Musing 46: LLMs achieve adult human performance on higher-order theory of mind tasks
A paper out of Google Research, DeepMind, University of Oxford and Johns Hopkins
Today’s paper: LLMs achieve adult human performance on higher-order theory of mind tasks. Street et al. 29 May 2024. https://arxiv.org/pdf/2405.18870
Theory of Mind (ToM) is the cognitive ability to attribute mental states—like beliefs, intents, desires, emotions, and knowledge—to oneself and others, and to understand that others have beliefs, desires, and intentions that are different from one's own. This concept is crucial for everyday human social interactions as it enables a person to predict and interpret the behavior of others.
LLMs have been argued to exhibit some ToM competency but much of the literature on LLM ToM has focused on 2nd-order ToM, where the ‘order of intentionality’ (hereafter, ‘order’) is the number of mental states involved in a ToM reasoning process (i.e. a third-order statement is “I think you believe that she knows”). Yet LLMs are increasingly used for multi-party social interaction contexts which require them to engage in higher order ToM reasoning. This is what today’s paper addresses.
The authors examine LLM ToM from orders 2-6. They introduce a novel benchmark: Multi-Order Theory of Mind Question & Answer (MoToMQA). MoToMQA is based on a ToM test designed for human adults, and involves answering true/false questions about characters in short-form stories. They assess how ToM order affects LLM performance, how LLM performance compares to human performance, and how LLM performance on ToM tasks compares to performance on factual tasks of equivalent syntactic complexity. They then show that GPT-4 and Flan-PaLM reach at-human or near-human performance on ToM tasks respectively (see below).
A large part of the paper is focused on the human creation of the ToM benchmark that the authors use for the study. I’m not reproducing those details here, but it’s a fascinating read in itself. Instead, I’m jumping straight to the results and what the authors found. The table below provides details on how the different models perform.

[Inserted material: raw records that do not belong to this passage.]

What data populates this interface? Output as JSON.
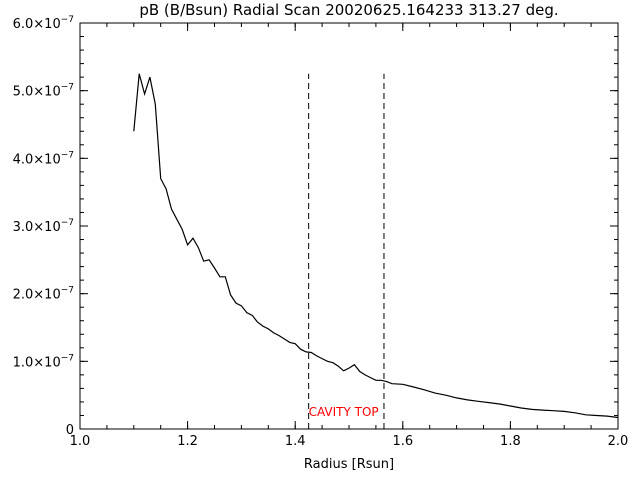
{
  "chart_data": {
    "type": "line",
    "title": "pB (B/Bsun) Radial Scan 20020625.164233 313.27 deg.",
    "xlabel": "Radius [Rsun]",
    "ylabel": "",
    "xlim": [
      1.0,
      2.0
    ],
    "ylim": [
      0,
      6e-07
    ],
    "x_ticks": [
      1.0,
      1.2,
      1.4,
      1.6,
      1.8,
      2.0
    ],
    "x_tick_labels": [
      "1.0",
      "1.2",
      "1.4",
      "1.6",
      "1.8",
      "2.0"
    ],
    "y_ticks": [
      0,
      1e-07,
      2e-07,
      3e-07,
      4e-07,
      5e-07,
      6e-07
    ],
    "y_tick_labels": [
      {
        "mantissa": "0",
        "exp": ""
      },
      {
        "mantissa": "1.0×10",
        "exp": "−7"
      },
      {
        "mantissa": "2.0×10",
        "exp": "−7"
      },
      {
        "mantissa": "3.0×10",
        "exp": "−7"
      },
      {
        "mantissa": "4.0×10",
        "exp": "−7"
      },
      {
        "mantissa": "5.0×10",
        "exp": "−7"
      },
      {
        "mantissa": "6.0×10",
        "exp": "−7"
      }
    ],
    "annotation": {
      "text": "CAVITY TOP",
      "color": "#ff0000",
      "x": 1.49,
      "y": 2.5e-08
    },
    "vlines": [
      {
        "x": 1.425,
        "y0": 0,
        "y1": 5.25e-07,
        "style": "dashed"
      },
      {
        "x": 1.565,
        "y0": 0,
        "y1": 5.25e-07,
        "style": "dashed"
      }
    ],
    "series": [
      {
        "color": "#000000",
        "x": [
          1.1,
          1.11,
          1.12,
          1.13,
          1.14,
          1.15,
          1.16,
          1.17,
          1.18,
          1.19,
          1.2,
          1.21,
          1.22,
          1.23,
          1.24,
          1.25,
          1.26,
          1.27,
          1.28,
          1.29,
          1.3,
          1.31,
          1.32,
          1.33,
          1.34,
          1.35,
          1.36,
          1.37,
          1.38,
          1.39,
          1.4,
          1.41,
          1.42,
          1.43,
          1.44,
          1.45,
          1.46,
          1.47,
          1.48,
          1.49,
          1.5,
          1.51,
          1.52,
          1.53,
          1.54,
          1.55,
          1.56,
          1.57,
          1.58,
          1.6,
          1.62,
          1.64,
          1.66,
          1.68,
          1.7,
          1.72,
          1.74,
          1.76,
          1.78,
          1.8,
          1.82,
          1.84,
          1.86,
          1.88,
          1.9,
          1.92,
          1.94,
          1.96,
          1.98,
          2.0
        ],
        "y": [
          4.4e-07,
          5.25e-07,
          4.95e-07,
          5.2e-07,
          4.8e-07,
          3.7e-07,
          3.55e-07,
          3.25e-07,
          3.1e-07,
          2.95e-07,
          2.72e-07,
          2.82e-07,
          2.68e-07,
          2.48e-07,
          2.5e-07,
          2.38e-07,
          2.25e-07,
          2.25e-07,
          1.98e-07,
          1.86e-07,
          1.82e-07,
          1.72e-07,
          1.68e-07,
          1.58e-07,
          1.52e-07,
          1.48e-07,
          1.42e-07,
          1.38e-07,
          1.33e-07,
          1.28e-07,
          1.26e-07,
          1.18e-07,
          1.14e-07,
          1.13e-07,
          1.08e-07,
          1.04e-07,
          1e-07,
          9.8e-08,
          9.3e-08,
          8.6e-08,
          9e-08,
          9.5e-08,
          8.5e-08,
          8e-08,
          7.6e-08,
          7.2e-08,
          7.2e-08,
          7e-08,
          6.7e-08,
          6.6e-08,
          6.2e-08,
          5.8e-08,
          5.3e-08,
          5e-08,
          4.6e-08,
          4.3e-08,
          4.1e-08,
          3.9e-08,
          3.7e-08,
          3.4e-08,
          3.1e-08,
          2.9e-08,
          2.8e-08,
          2.7e-08,
          2.6e-08,
          2.4e-08,
          2.1e-08,
          2e-08,
          1.9e-08,
          1.7e-08
        ]
      }
    ],
    "grid": false,
    "legend": "none"
  }
}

According to these results, GPT-4 and Flan-PaLM performed strongly on MoToMQA compared to humans. At all levels besides 5, the performance of these models was not significantly different from human performance, and GPT-4 exceeded human performance on the 6th-order ToM task. Because GPT-4 and Flan-PaLM were the two largest models tested, with an estimated 1.7T and 540B parameters, respectively, the data shows a positive relationship between increased model size and ToM capacities in LLMs. This could be a result of well-known “scaling laws”, which dictate a breakpoint in size after which models have the potential for ToM.
GPT-4 achieved 93% accuracy on 6th order tasks compared to humans’ 82% accuracy. Because this seems to lack external validity on its surface (for anyone who has used GPT-4 a lot), the authors try to explain this as “the recursive syntax of 6th order statements creates a cognitive load for humans that does not affect GPT-4.”
In closing, I think the real (between the lines) message from the paper is not LLMs have ToM, which in all honesty, even the authors are unlikely to fully claim, but the problem with such tests in the first place. In my own research, I have seen a similar problem in the area of machine common sense. If LLMs are answering common sense questions correctly, is this definitive proof that they have common sense? Or do we need to design significantly richer tests that don’t look like the SAT? I think this paper provokes similar questions.